All children are entomologists.

Like the grownup scientist whose curiosity is never satisfied, the tiny workings of insects’ bodies provide unlimited fascination. That is, until told to look elsewhere with their wish to see.

Emily Dickinson’s poem, “The butterfly obtains”, wants to know what’s causing such a disconnect between what happens and what’s expected. 

The butterfly obtains
But little sympathy
Though favorably mentioned
In Entomology –

Because he travels freely
And wears a proper coat
The circumspect are certain
That he is dissolute –

Had he the homely scutcheon
Of modest Industry
‘Twere fitter certifying
For Immortality –

Unlike grownups — except, of course, the childish ones —  children know they don’t get enough fellow-feeling, sympathy, from the world that makes the rules. Like “the butterfly (who) obtains / But little sympathy / Though favorably mentioned” when grownups talk among themselves, children would like to “travel freely”

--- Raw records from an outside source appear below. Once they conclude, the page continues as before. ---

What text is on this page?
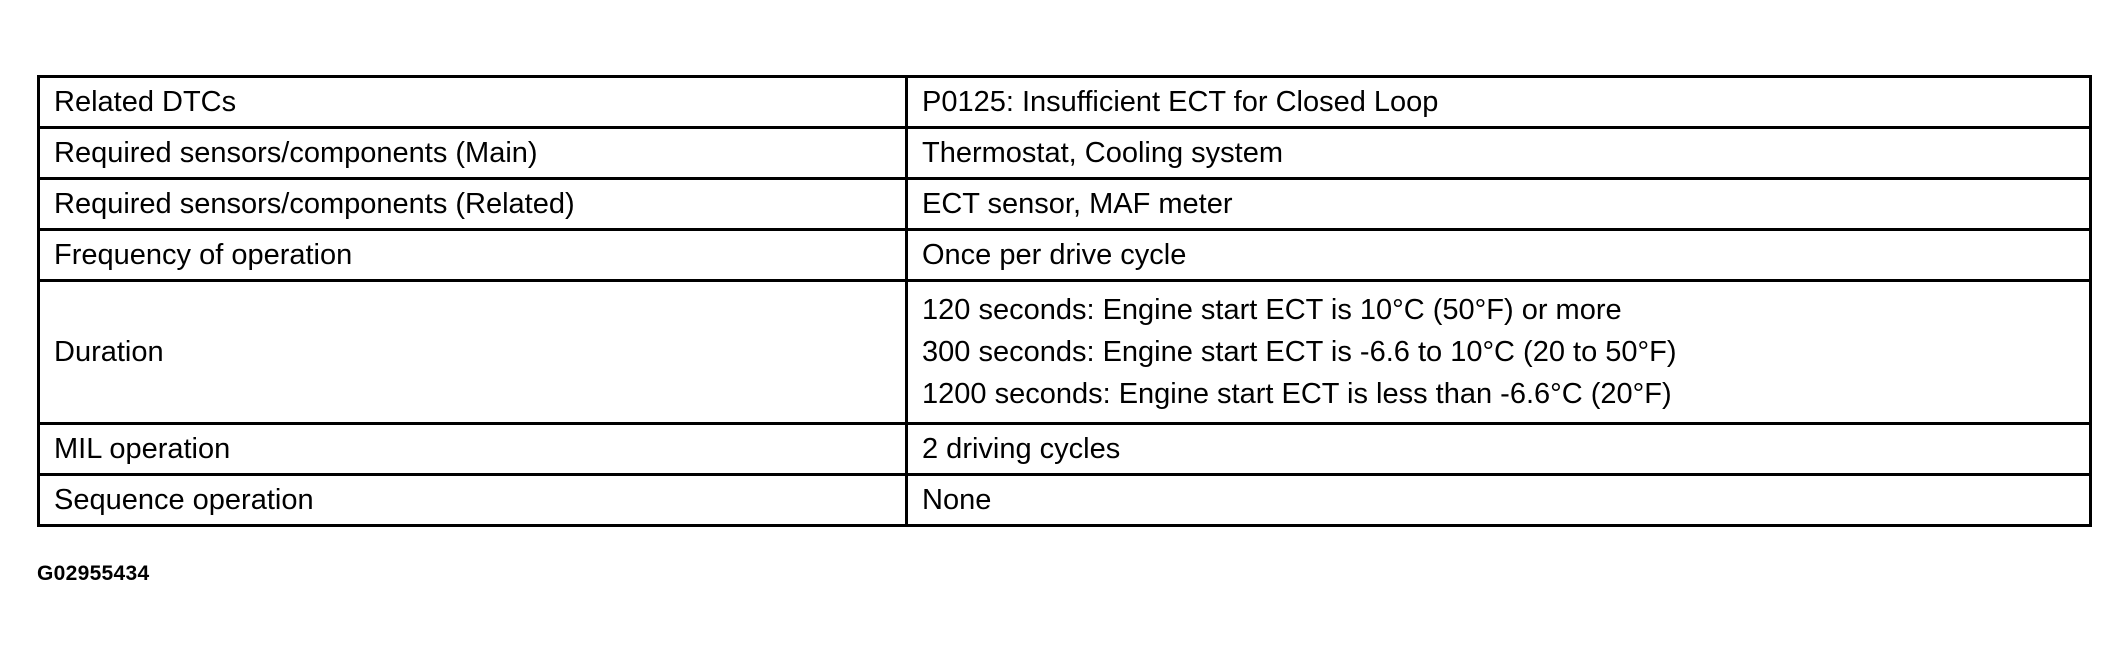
Related DTCs	P0125: Insufficient ECT for Closed Loop
Required sensors/components (Main)	Thermostat, Cooling system
Required sensors/components (Related)	ECT sensor, MAF meter
Frequency of operation	Once per drive cycle
Duration	120 seconds: Engine start ECT is 10°C (50°F) or more
300 seconds: Engine start ECT is -6.6 to 10°C (20 to 50°F)
1200 seconds: Engine start ECT is less than -6.6°C (20°F)

MIL operation	2 driving cycles
Sequence operation	None
G02955434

A butterfly’s slender insect-body and broad, conspicuously marked brightly colored wings tell the story of a child’s wish to be seen, unencumbered and favored. With a “proper coat” for whichever species it represents, a butterfly skips, hops or flies from petal to leaf with jerky motions. Perfectly sensible behavior to a child.

Adults, with their fearsome habit of looking around and being cautious, regardless of the circumstances, “the circumspect are certain”, are forever talking about consequences. They are “certain / That he is dissolute — ”, lacks restraint, because the butterfly or the child are marked by favoring conspicuous colors and pastimes.

The “homely scutcheon”, the protective shield, of the adult world seems to a child a boring, inevitable fate. Parents’ and teachers’ “modest Industry” of workplace routine, housework, responsibilities.

These all supposedly “ ‘Twere fitter certifying”, a guarantee, “For Immortality”.

Always restrained, modest; in colorless clothes or prudent coats and habits for the sake of another, incomprehensible, identity sounds like a jip, a bog, a juke to me.